Redesigning the response
The impact of HIV/AIDS will continue for “generations” and this has implications for campaigners and policymakers tackling the virus. Piot adds: “It’s time to redesign the response to the AIDS epidemic.” He endorses the theme of this year’s World AIDS Day – promoting universal access and human rights – by saying we should not be content until all people living with HIV have access to ART and that human rights are “key” to dealing with HIV/AIDS, particularly in homophobic cultures. He also outlines the recommendations of AIDS 2031 – a group he created (2031 will be the fiftieth anniversary of AIDS). To coincide with World AIDS Day, AIDS 2031 is urging countries to establish minimum legal standards to ensure an effective prevention and treatment programme. These include the decriminalisation of same-sex relations, harm reduction programmes for injecting drug users, and non-discrimination of people living with HIV. Piot recognises HIV/AIDS as a global challenge and warns against complacency, including in Europe, particularly since the introduction of ART, and because of less funding for prevention.

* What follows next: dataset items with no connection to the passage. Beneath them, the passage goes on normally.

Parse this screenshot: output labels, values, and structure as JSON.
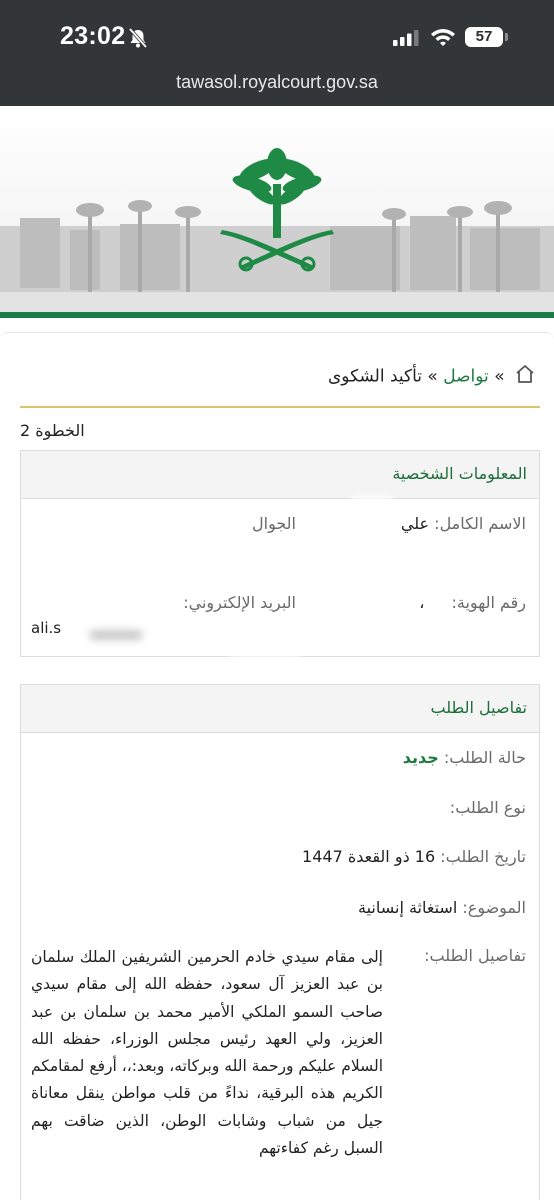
{
  "status_bar": {
    "time": "23:02",
    "battery": "57"
  },
  "browser": {
    "url": "tawasol.royalcourt.gov.sa"
  },
  "breadcrumb": {
    "sep1": "»",
    "link": "تواصل",
    "sep2": "»",
    "current": "تأكيد الشكوى"
  },
  "step": "الخطوة 2",
  "personal": {
    "title": "المعلومات الشخصية",
    "full_name_label": "الاسم الكامل:",
    "full_name_value": "علي",
    "mobile_label": "الجوال",
    "id_label": "رقم الهوية:",
    "id_value": "،",
    "email_label": "البريد الإلكتروني:",
    "email_value": "ali.s"
  },
  "request": {
    "title": "تفاصيل الطلب",
    "status_label": "حالة الطلب:",
    "status_value": "جديد",
    "type_label": "نوع الطلب:",
    "date_label": "تاريخ الطلب:",
    "date_value": "16 ذو القعدة 1447",
    "subject_label": "الموضوع:",
    "subject_value": "استغاثة إنسانية",
    "details_label": "تفاصيل الطلب:",
    "details_text": "إلى مقام سيدي خادم الحرمين الشريفين الملك سلمان بن عبد العزيز آل سعود، حفظه الله إلى مقام سيدي صاحب السمو الملكي الأمير محمد بن سلمان بن عبد العزيز، ولي العهد رئيس مجلس الوزراء، حفظه الله السلام عليكم ورحمة الله وبركاته، وبعد:،، أرفع لمقامكم الكريم هذه البرقية، نداءً من قلب مواطن ينقل معاناة جيل من شباب وشابات الوطن، الذين ضاقت بهم السبل رغم كفاءتهم"
  },
  "colors": {
    "accent_green": "#1d7a3f",
    "header_bar": "#333638",
    "divider_gold": "#d7c66a"
  },
  "icons": [
    "bell-slash-icon",
    "cellular-signal-icon",
    "wifi-icon",
    "battery-icon",
    "home-icon",
    "saudi-emblem-logo"
  ]
}
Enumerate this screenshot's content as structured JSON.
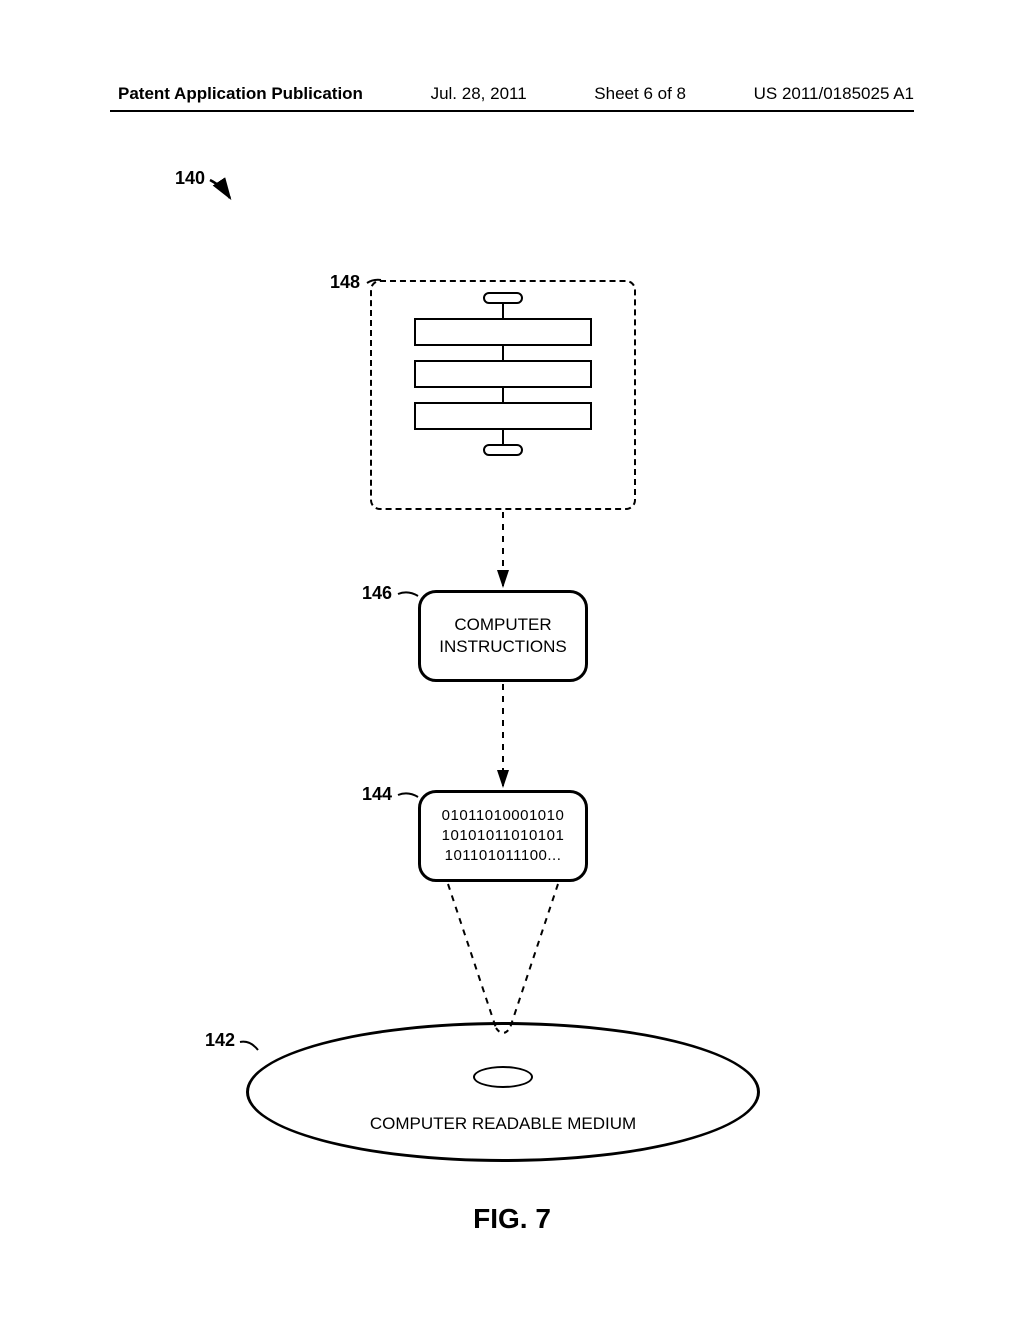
{
  "header": {
    "publication": "Patent Application Publication",
    "date": "Jul. 28, 2011",
    "sheet": "Sheet 6 of 8",
    "pubnum": "US 2011/0185025 A1"
  },
  "refs": {
    "r140": "140",
    "r148": "148",
    "r146": "146",
    "r144": "144",
    "r142": "142"
  },
  "box146": {
    "line1": "COMPUTER",
    "line2": "INSTRUCTIONS"
  },
  "box144": {
    "line1": "01011010001010",
    "line2": "10101011010101",
    "line3": "101101011100..."
  },
  "medium": {
    "label": "COMPUTER READABLE MEDIUM"
  },
  "figure": {
    "caption": "FIG. 7"
  }
}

He adds: “Many programmes are not adapted to the realities of people.  We should adapt our prevention programmes to people, not the other way round.”
 
AIDS is described as “exceptional” because it is associated with social exclusion, stigma and discrimination, which makes it harder to address than other problems. However, Piot also gives examples of successful campaigns, including the Treatment Action Campaign in South Africa, where a combination of street demonstrations and legal action have been used to convince the government to provide the largest ART programme in the world.
 
Higher eduaction
Piot concludes by outlining his hopes for LSHTM under his leadership. As well as training the next generation of leaders in global health, he wants the institution to maintain its excellence in research, and create more partnerships and alliances with developing countries in an increasingly competitive era of globalised higher education.